Tiny homes themselves are sometimes criticized as a substandard form of housing.
The Washington State Lived Experience Coalition, a group of advocates who have experienced homelessness, likens tiny homes to “sheds” and has said that they “do not meet federal human habitability standards.”
More importantly, the group said, tiny homes “do not end anyone’s experience of homelessness.”
But to supporters, the projects provide an important option to get people housed.
“Solving homelessness demands creative and lasting solutions that meet the immediate and critical need for housing today, while giving our unhoused neighbors a path to a permanent place to call home tomorrow,” Los Angeles Mayor Eric Garcetti said when the tiny home village opened there last fall.
Protests in Philadelphia
During the Black Lives Matter uprisings in the summer of 2020, a group of unhoused people and advocates formed a series of protest encampments in Philadelphia. The groups had a list of demands, including for the Philadelphia Housing Authority to turn over vacant properties to a community land trust run by the organizers. The group also pushed for tiny house villages for unhoused people.

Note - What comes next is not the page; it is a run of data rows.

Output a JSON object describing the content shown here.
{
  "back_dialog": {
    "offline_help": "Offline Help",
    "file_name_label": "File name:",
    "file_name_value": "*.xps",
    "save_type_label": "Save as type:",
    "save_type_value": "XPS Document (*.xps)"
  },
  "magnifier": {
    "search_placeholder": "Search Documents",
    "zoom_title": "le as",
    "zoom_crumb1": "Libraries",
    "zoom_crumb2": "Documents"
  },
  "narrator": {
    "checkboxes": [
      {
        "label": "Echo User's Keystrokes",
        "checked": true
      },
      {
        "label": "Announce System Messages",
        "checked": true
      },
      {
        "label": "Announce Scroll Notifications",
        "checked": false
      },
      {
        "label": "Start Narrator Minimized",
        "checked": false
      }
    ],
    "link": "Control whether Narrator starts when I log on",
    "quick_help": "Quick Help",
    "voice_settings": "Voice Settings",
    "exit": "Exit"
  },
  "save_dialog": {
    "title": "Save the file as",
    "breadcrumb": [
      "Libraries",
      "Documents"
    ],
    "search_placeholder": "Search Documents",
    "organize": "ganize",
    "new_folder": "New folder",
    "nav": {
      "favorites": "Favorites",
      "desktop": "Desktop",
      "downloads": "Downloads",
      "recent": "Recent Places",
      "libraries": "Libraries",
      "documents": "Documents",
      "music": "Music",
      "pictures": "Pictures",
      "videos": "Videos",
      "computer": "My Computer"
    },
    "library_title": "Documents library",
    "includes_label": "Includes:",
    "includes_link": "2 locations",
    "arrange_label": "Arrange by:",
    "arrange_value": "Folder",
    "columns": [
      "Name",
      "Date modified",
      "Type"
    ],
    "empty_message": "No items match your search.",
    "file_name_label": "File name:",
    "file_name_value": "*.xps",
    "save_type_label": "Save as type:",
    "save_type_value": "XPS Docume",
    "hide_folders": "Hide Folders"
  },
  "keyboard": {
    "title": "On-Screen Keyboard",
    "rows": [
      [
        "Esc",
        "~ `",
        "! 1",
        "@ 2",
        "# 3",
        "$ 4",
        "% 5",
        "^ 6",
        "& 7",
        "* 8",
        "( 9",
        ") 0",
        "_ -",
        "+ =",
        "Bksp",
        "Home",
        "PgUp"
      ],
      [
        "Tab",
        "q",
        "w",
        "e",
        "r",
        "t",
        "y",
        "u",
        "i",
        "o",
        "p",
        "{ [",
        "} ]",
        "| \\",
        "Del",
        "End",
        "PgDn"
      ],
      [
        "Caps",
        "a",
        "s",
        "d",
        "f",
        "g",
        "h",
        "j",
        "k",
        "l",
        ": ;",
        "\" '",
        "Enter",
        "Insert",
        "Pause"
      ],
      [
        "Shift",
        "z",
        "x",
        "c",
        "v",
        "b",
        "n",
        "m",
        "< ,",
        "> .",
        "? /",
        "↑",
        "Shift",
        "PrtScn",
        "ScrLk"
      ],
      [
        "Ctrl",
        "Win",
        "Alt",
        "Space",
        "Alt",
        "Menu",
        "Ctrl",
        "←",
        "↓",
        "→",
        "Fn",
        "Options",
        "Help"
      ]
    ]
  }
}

The protesters’ call for tiny house facilities dovetailed with the interests some city officials had, but had yet to act on, said Liz Hersh, director of Philadelphia’s Office of Homeless Services.

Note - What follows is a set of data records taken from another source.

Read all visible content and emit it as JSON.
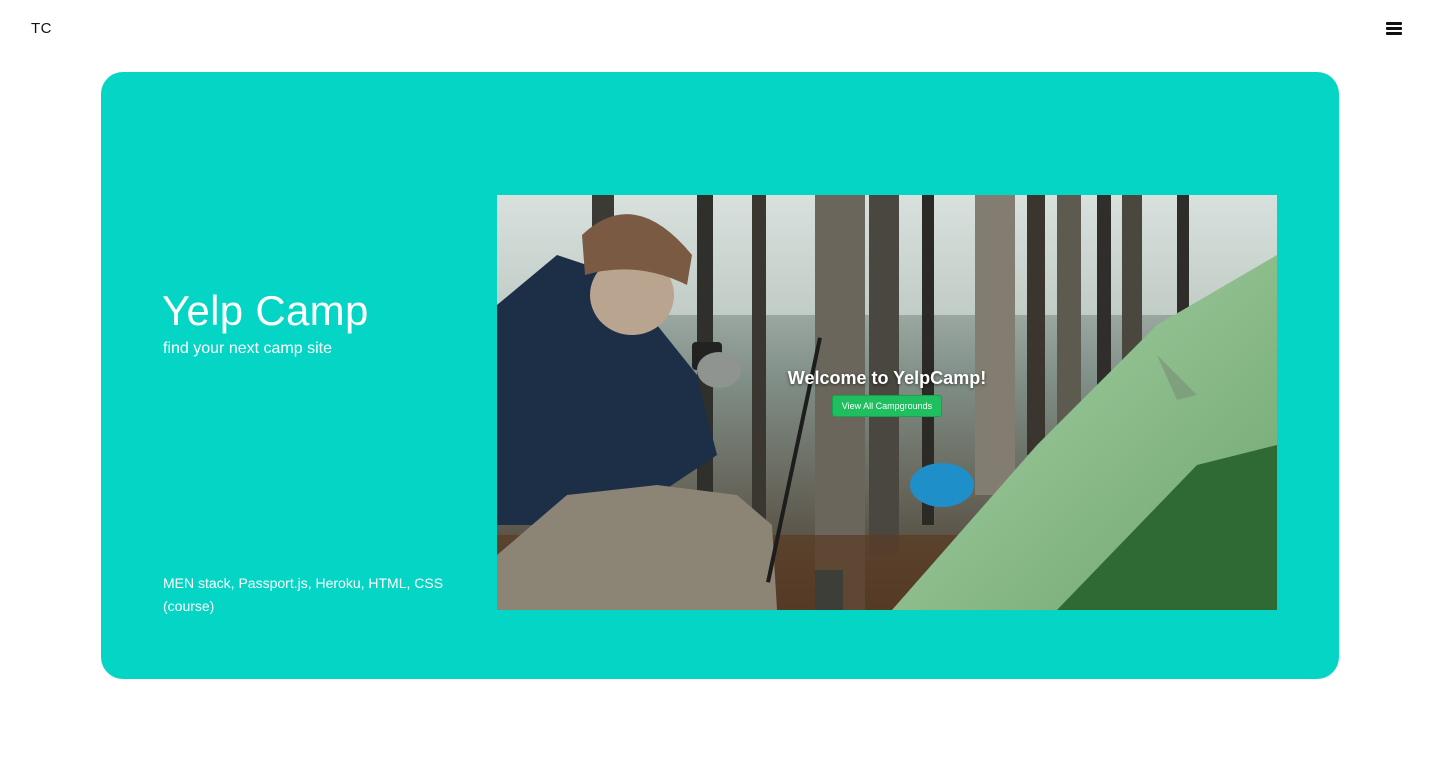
{
  "nav": {
    "logo": "TC",
    "menu_icon": "hamburger-icon"
  },
  "project": {
    "title": "Yelp Camp",
    "subtitle": "find your next camp site",
    "stack": "MEN stack, Passport.js, Heroku, HTML, CSS (course)",
    "card_color": "#04d5c4"
  },
  "preview": {
    "welcome": "Welcome to YelpCamp!",
    "cta_label": "View All Campgrounds",
    "cta_color": "#1fbe5f"
  }
}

Hersh said she had considered herself a tiny house skeptic before visiting Seattle in 2018. There, she said she spoke with people who lived in tiny house villages who found them to be much more welcoming than congregate shelters.

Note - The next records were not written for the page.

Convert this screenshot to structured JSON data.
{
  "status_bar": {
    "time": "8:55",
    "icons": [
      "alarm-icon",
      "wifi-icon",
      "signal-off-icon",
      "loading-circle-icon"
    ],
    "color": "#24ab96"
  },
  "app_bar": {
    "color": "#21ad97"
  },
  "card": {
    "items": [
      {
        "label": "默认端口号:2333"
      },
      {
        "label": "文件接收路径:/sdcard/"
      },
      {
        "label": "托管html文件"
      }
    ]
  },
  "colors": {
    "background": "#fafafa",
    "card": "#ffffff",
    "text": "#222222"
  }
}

Philadelphia is now moving ahead with two tiny house villages that are intended to serve different purposes. One is a non-congregate emergency shelter, meant as a temporary place to help people connect with support services and permanent housing. The other is a pilot for a more permanent community. The two villages “have different functions within a continuum,” Hersh noted.
Hersh said she hopes that the city learns something from both programs about what services are most beneficial to people experiencing homelessness, knowing that the only true solution is permanent housing for everyone. But, for some, tiny houses are an improvement over congregate shelters, she said, and that’s enough reason to feel upbeat about the planned facilities in Philadelphia.
“Sometimes you make the best choice you can possibly make with the information and resources you have because it’s better than the other choice, even though it may still be suboptimal and you don’t know where it’s going to lead,” Hersh said.
“I just believe you have to take risks, and you can’t sit around and criticize everything,” she added.“To me the moral imperative of ending homelessness overrides that.”